Paul issued from the office, a shock-headed, slouching youth in extreme negligée, a half-burned cigarette dangling from his lower lip. He yawned without dislodging the cigarette.
"Gentleman wants to g'wout." Paul vanished.
Nap had already leaped to a seat in the red car. He had learned what those things were for.
Paul reappeared, trim in leathern cap, well-fitting Norfolk jacket and shining puttees.
"Never know he only had on an undershirt," thought Bean, struck by this swiftly devised effect of correct dressing. He sat in the roomy rear seat beside Nap, leaning an elbow negligently on the arm-rest. He watched Paul shrewdly in certain mysterious preparations for starting the car. An observer would have said that one false move on Paul's part would have been enough.
The car rolled out and turned into the wide avenue half a block away.
"Where to, Boss?" asked Paul.
"Just around," said Bean. "Tea and things!"
They glided swiftly on.
"Oh, just a little old last year's car!" said Bean, frowning royally at a couple of mere foot people who turned to stare.
What would that flapper do next?
He surrendered to the movement. Drunkenly he mused upon a wild inspiration to bring Ram-tah out and give him a ride in this big red car. It appealed to him much. Ram-tah would almost open his eyes at the novelty of that progress. But he felt that this was no safe thing to do. He would be arrested. The whole secret might come out.
He had retained no sense of direction, but he was presently conscious of the river close at his side, and then the car, with warning blasts, curved up to a much lighted building and halted. A large man in uniform came solicitously to help him descend and gave him a fragment of cardboard which he knew would redeem his motor.
He was seated at a table looking down upon the shining river.
"Tea and things," he said to the waiter.
"Yes, sir; black or green, sir?"
"Bottle ginger ale!" How did he know whether he wanted black or green tea. No time to be fussy.
He began a lordly survey of the people at neighbouring tables--people who had doubtless walked there, or come in hired cabs, at the best. Hired cabs had yesterday seemed impressive to him; now they were rather vulgar. Of course, there might be circumstances--
He froze like a pointing dog. At a table not twenty feet distant, actually in the flesh, sat the Greatest Pitcher the World Has Ever Known. For a moment he could only stare fixedly. The man was simply _there_! He was talking volubly to two other men, and he was also eating a mere raspberry ice!

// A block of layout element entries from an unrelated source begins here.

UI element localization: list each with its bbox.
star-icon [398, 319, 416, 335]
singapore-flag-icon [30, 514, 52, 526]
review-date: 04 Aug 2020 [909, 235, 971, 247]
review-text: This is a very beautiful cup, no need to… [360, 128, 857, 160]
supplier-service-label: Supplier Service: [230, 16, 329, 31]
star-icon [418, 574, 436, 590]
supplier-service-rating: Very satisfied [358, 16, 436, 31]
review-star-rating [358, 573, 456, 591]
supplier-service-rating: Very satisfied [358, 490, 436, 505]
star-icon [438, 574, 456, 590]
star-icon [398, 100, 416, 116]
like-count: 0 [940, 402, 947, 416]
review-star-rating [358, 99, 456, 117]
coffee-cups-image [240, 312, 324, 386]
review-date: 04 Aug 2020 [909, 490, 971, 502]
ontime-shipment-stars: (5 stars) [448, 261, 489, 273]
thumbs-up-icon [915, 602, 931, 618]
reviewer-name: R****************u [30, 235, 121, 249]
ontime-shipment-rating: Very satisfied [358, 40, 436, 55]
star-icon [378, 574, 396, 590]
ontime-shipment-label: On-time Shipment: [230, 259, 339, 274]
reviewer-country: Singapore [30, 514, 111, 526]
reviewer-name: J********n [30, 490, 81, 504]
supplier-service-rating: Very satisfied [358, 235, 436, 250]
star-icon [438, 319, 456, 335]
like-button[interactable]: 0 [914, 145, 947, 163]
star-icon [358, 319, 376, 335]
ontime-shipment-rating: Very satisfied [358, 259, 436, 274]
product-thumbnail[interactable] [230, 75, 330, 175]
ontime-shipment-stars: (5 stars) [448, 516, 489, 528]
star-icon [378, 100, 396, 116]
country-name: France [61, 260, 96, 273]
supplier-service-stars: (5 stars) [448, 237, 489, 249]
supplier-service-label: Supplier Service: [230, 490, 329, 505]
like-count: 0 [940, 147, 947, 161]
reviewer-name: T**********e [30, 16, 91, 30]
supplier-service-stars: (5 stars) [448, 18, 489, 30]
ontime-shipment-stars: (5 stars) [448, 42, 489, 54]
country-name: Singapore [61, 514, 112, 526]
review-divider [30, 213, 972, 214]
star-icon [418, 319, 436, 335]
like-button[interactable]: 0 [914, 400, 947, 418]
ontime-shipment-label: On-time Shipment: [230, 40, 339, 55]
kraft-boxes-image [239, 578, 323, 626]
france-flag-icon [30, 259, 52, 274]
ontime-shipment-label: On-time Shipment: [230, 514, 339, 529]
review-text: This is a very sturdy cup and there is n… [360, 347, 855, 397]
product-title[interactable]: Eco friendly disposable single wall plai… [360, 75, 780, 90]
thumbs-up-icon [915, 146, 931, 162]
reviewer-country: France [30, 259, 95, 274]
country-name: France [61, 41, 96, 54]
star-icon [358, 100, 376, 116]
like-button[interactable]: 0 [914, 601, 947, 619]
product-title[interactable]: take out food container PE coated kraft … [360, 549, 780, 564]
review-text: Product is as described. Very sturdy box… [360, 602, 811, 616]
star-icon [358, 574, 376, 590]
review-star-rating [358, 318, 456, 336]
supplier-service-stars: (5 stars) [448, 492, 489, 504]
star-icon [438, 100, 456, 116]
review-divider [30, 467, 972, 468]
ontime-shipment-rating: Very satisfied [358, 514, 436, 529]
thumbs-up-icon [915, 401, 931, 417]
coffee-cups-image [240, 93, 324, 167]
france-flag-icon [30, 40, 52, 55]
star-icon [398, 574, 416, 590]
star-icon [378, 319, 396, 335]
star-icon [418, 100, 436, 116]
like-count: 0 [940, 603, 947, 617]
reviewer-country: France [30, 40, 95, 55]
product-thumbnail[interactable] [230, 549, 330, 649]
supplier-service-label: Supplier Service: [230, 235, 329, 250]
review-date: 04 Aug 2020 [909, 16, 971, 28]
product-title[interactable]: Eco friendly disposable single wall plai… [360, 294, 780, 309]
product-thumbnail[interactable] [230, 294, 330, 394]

It showed how things "worked around," once you got started. Hadn't his whole life been a proof of this? How many times had he wished he might happen upon that Pitcher just as he was now, in street clothes--to look at him, study him! He wished _he_ had ordered raspberry ice instead of ginger ale, which he didn't like. He would order one anyway.
It was all Ram-tah. If you knew you were a king, you needn't ever worry again. You sat still and let things come to you. After all, a king was greater than a pitcher, if you came down to it--in some ways, certainly.
He stared until the group left the table. He could actually have touched the Pitcher as he passed. Would wonders never cease?
Two men in uniform helped him into the big red car again, tenderly, as if he were fragile. He had meant to return to the garage, but now he saw the more dignified way was to stop at his own house. Further, Paul should take him to the office in the morning and call for him at four-thirty again. He wouldn't be afraid to ride in the red car even in daylight now. Sitting there not twenty feet from that Pitcher!
"Eight o'clock in the morning," he said curtly to Paul as he descended. And Paul touched his leather cap respectfully as the car moved off.